Léon l'Africain - Amin Maalouf
- Félix Gauffre
- 30 avr. 2015
- 2 min de lecture

La capitulation de Grenade, par Francisco Pradilla y Ortiz
" Moi, Hassan fils de Mohamed le peseur, moi, Jean-Léon de Médicis, circoncis de la main d'un barbier et baptisé de la main d'un pape, on me nomme aujourd'hui l'Africain, mais d'Afrique ne suis, ni d'Europe, ni d'Arabie. On m'appelle aussi le Grenadin, le Fassi, le Zayyati, mais je ne viens d'aucun pays, d'aucune cité, d'aucune tribu. Je suis fils de la route, ma patrie est caravane, et ma vie la plus inattendue des traversées.
Mes poignets ont connu tour à tour les caresses de la soie et les injures de la haine, l'or des princes et les chaines des esclaves. Mes doigts ont écarté mille voiles, mes lèvres ont fait rougir mille vierges, mes yeux ont vu agoniser des villes et mourir des empires.

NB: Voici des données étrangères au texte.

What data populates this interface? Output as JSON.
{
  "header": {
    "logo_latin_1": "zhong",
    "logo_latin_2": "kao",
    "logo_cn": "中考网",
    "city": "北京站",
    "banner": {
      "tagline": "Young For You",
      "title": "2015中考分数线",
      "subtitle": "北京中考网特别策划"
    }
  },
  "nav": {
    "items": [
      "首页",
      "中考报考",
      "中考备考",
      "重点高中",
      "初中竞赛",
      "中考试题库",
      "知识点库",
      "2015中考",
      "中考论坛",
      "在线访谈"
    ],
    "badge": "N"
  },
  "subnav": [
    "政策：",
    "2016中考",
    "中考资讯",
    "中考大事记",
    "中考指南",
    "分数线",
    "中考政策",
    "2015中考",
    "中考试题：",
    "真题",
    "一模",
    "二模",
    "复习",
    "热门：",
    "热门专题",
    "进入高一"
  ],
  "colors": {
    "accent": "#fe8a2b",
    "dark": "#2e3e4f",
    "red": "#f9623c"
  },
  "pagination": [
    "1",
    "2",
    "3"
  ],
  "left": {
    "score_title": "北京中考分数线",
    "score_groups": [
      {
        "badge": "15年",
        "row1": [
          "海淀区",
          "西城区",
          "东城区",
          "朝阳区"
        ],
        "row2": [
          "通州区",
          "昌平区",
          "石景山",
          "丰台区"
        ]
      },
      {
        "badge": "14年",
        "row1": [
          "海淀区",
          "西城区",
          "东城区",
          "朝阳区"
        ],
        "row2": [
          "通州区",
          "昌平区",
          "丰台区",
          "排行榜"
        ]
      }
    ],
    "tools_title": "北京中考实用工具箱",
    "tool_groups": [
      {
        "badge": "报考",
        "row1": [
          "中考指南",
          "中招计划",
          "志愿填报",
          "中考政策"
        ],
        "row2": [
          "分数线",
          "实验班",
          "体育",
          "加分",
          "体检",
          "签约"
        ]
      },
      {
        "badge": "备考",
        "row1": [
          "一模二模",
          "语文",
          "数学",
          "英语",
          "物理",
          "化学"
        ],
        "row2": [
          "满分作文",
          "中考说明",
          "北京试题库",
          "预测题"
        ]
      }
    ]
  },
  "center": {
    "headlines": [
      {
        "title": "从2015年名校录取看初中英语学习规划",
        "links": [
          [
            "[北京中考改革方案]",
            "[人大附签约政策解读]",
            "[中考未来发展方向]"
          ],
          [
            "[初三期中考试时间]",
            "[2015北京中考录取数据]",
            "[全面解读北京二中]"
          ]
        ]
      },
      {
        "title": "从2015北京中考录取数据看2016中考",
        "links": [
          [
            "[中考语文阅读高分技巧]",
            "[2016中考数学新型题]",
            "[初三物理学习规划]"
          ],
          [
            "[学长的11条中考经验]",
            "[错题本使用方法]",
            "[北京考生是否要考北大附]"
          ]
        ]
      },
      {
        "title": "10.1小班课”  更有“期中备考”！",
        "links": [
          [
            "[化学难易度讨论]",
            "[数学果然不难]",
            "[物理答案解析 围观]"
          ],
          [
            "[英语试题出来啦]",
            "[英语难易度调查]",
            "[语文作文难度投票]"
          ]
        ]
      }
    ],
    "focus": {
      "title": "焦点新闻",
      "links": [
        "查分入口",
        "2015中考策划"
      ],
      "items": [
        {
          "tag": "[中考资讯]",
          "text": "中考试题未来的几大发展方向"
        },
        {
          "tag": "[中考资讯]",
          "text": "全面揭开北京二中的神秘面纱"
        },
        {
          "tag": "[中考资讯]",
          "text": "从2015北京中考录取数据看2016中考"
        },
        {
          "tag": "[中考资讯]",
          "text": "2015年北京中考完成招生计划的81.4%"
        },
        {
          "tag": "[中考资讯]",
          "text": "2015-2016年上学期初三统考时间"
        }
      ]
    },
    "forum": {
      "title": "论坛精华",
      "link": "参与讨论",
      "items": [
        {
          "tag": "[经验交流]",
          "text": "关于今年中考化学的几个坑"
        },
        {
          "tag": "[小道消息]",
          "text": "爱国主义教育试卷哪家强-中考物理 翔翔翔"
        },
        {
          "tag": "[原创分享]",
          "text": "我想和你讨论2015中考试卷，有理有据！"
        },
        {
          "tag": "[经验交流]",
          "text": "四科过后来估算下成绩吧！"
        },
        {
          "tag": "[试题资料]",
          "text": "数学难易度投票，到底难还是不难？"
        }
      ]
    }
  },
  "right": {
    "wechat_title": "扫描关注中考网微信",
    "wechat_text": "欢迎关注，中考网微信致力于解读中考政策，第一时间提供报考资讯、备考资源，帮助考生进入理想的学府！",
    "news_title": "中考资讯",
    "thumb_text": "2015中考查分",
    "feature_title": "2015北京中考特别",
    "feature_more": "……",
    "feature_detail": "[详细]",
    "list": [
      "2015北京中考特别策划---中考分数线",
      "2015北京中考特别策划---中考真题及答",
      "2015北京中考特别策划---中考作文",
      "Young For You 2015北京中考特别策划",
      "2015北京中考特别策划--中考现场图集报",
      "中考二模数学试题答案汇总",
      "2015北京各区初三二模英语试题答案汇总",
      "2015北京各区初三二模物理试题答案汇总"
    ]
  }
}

De ma bouche tu entendras l'arabe, le turc, le castillan, le berbère, l'hébreu, la latin et l'italien vulgaire, car toutes les langues, toutes les prières m'appartiennent. Mais je n'appartiens à aucune. Je ne suis qu'à Dieu et à la terre et c'est à eux qu'un jour je reviendrai. "
J’invite quiconque qui n’a jamais lu Amin Maalouf à le faire de ce pas car c’est un formidable écrivain et conteur. Il a d'ailleurs reçu le prix Goncourt en 1993 pour Le Rochet de Tanios, conte qui nous plonge dans les montagnes du liban au début du XIXème siècle.

Autobiographie imaginaire, l'histoire de Léon l'Africain est bel et bien vraie, aussi extraordinaire qu'elle soit. Elle raconte le voyage d'Hassan al-Wazzan. Né en 1488 à Grenades, il devra s'exiler à Fez en 1492 à cause de la reconquête de l'Espagne par Ferdinand II d'Aragon et Isabelle de Castille. S'en suit alors un long voyage qui lui fera parcourir les territoires autour de la Méditerranée, du Maroc à l’Italie en passant par le Mali et l’Egypte. C’est un voyage à travers le monde mais aussi à travers le temps car Léon l’Africain était partout. Il était à Grenade pendant la Reconquista donc, mais aussi en Egypte au moment de la conquête du pays par les Ottoman, également en Afrique noire à Tombouctou à l’apogée de l’empire de l’Askia Mohamed Tourée, à Rome pendant la Renaissance ainsi que pendant l’attaque de la ville par Charles Quint.
On a l’impression de lire une version historique de l’excellent roman de Jonas Jonasson, Le vieux qui ne voulait pas fêter son anniversaire.
Amin Maalouf à travers ce premier roman nous fait donc voyager géographiquement mais aussi historiquement et culturellement. On y trouve de l’histoire, de la philosophie, de la poésie, de l’aventure. Ce livre nous ouvre l’esprit sur le monde musulman et ce n’est pas négligeable dans des temps où l’on peut facilement avoir l’esprit embrouillé avec l’actualité médiatique. Mais ce livre peut aussi éclairer un lecteur maghrébin sur le monde chrétien. C’est de là que puise sa force Amin Maalouf. Grâce à ce voyageur qui parcouru les différents territoires et cultures du bassin méditerranéen, se voyant confronté à des guerres, à l’emprisonnement, mais aussi à la reconnaissance, l'admiration, l’auteur franco-libanais finit par unifier ces différences autour d’un même personnage.